Assume that there are two dies, one with five faces and one with six.
If one were to choose a die at random and then roll a 3, what is the likelihood that one rolled the five-faced die rather than the six-faced die?
At first glance, intuition suggests that the number of faces must affect the likelihood. For example, if one die had five faces, and the other had one million faces, rolling a 3 would make it seem unlikely that one had rolled the million-faced die and landed on one of only 5 faces shared with the other die.
However, it also seems that the problem is independent of the number of faces on either die and is wholly contingent on the action of choosing one of two die at random.
Is the likelihood 50%, or does the number of faces factor into the likelihood?
This is a question for conditional probability.
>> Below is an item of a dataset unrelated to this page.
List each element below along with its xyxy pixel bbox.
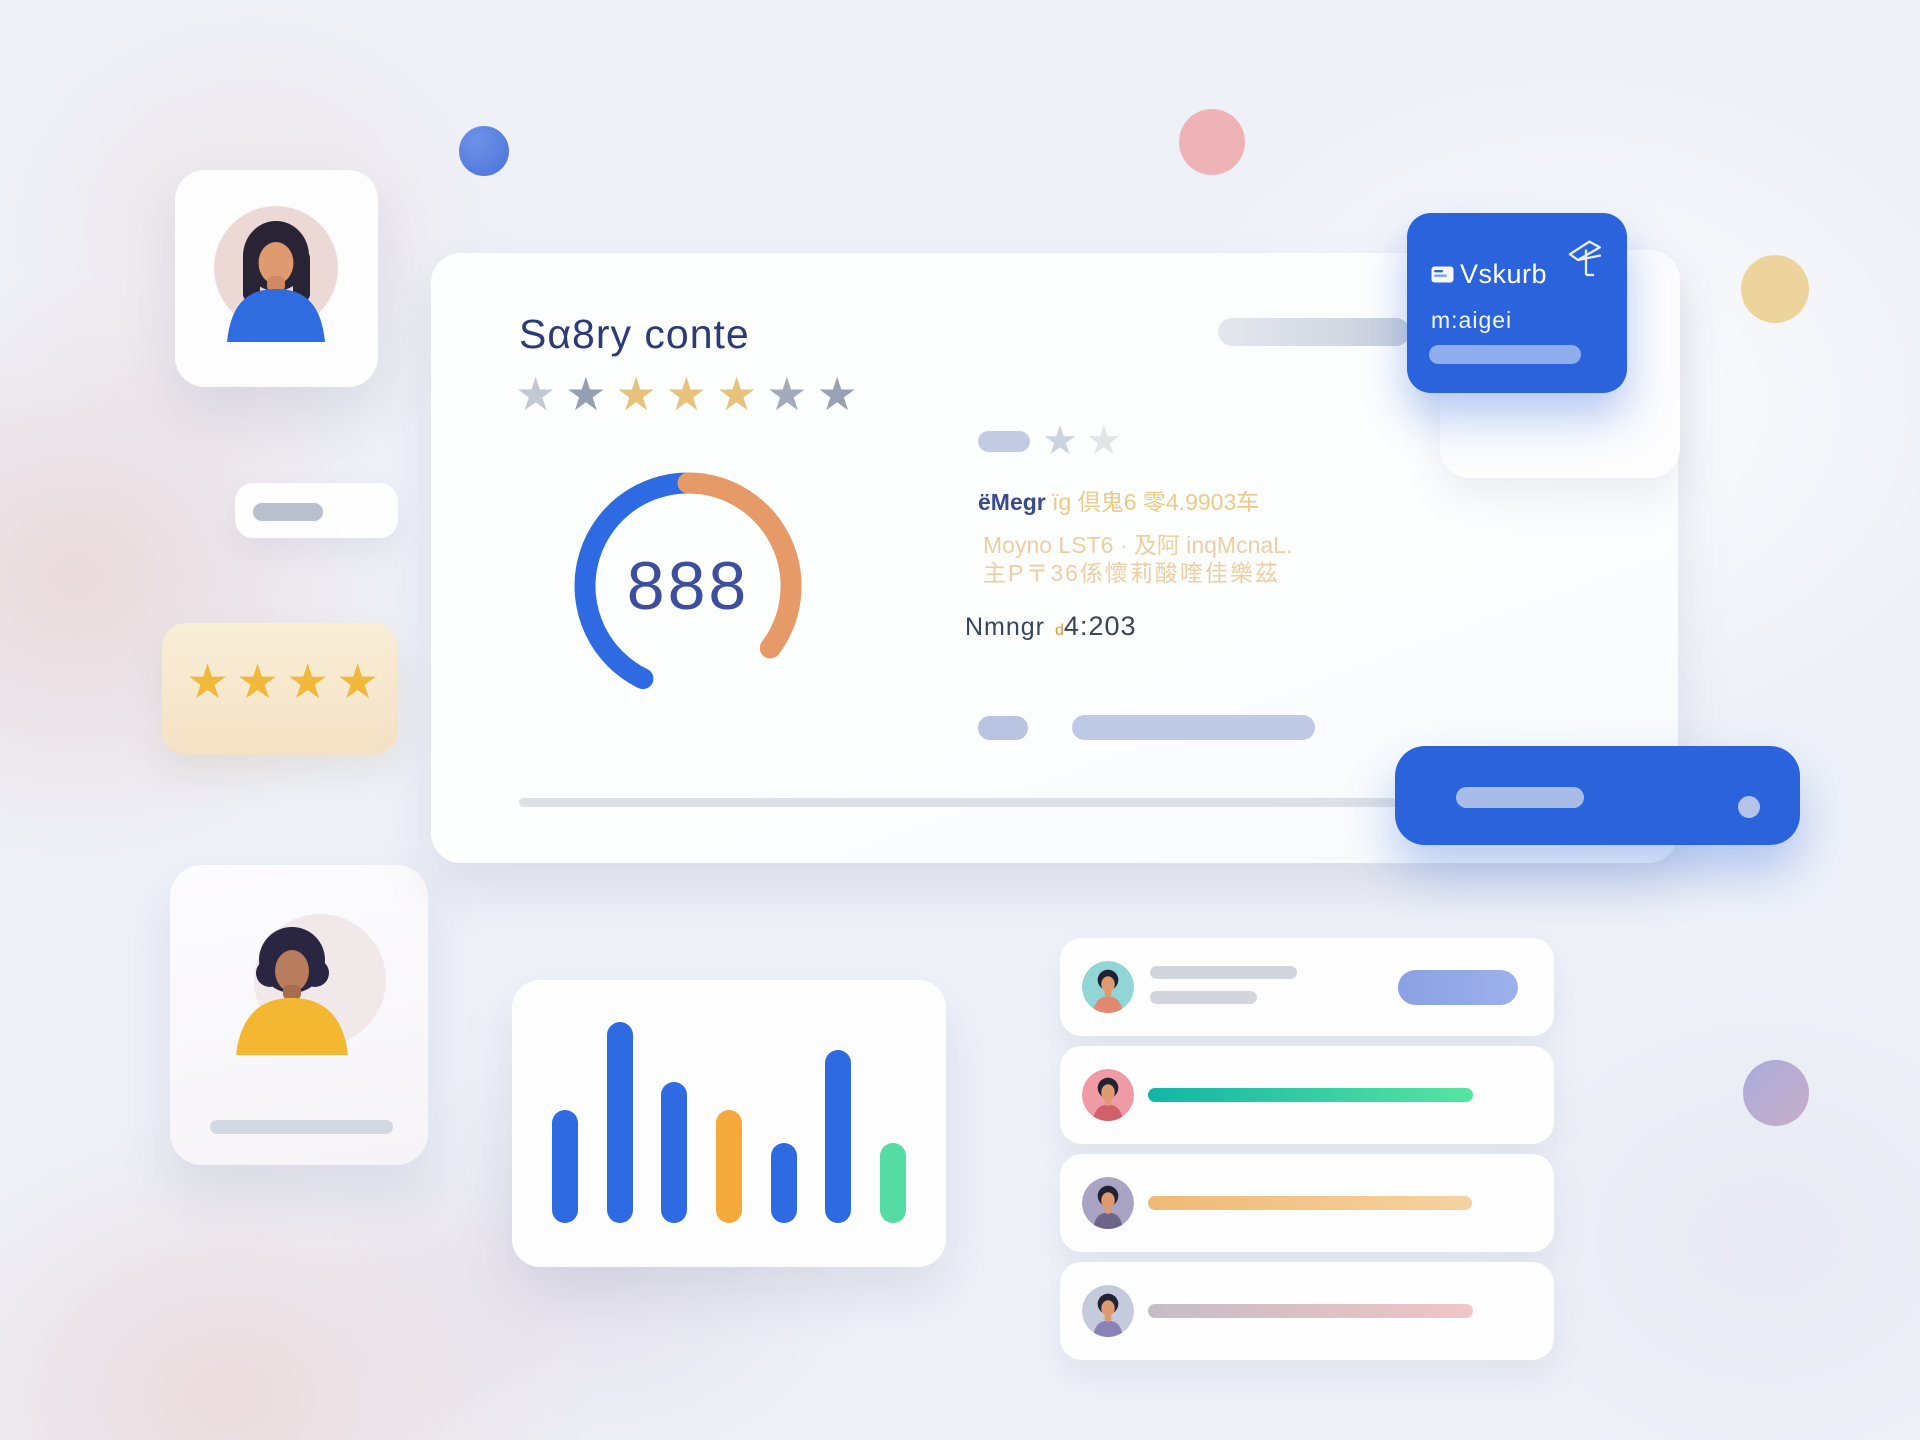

Let $A$ be the event that the five sided die is rolled and let $B$ be the event that $3$ is rolled.Then by Baye's Theorem $$ P(A\mid B)=\frac{P(B\mid A)P(A)}{P(B\mid A)P(A)+P(B\mid A^c)P(A^c)}=\frac{(1/5)(1/2)}{(1/5)(1/2)+(1/6)(1/2)}=\frac{6}{11} $$ while $$ P(A^c\mid B)=\frac{5}{11} $$ so it is more likely for the dice to have been five sided given the info that the roll came up $3$.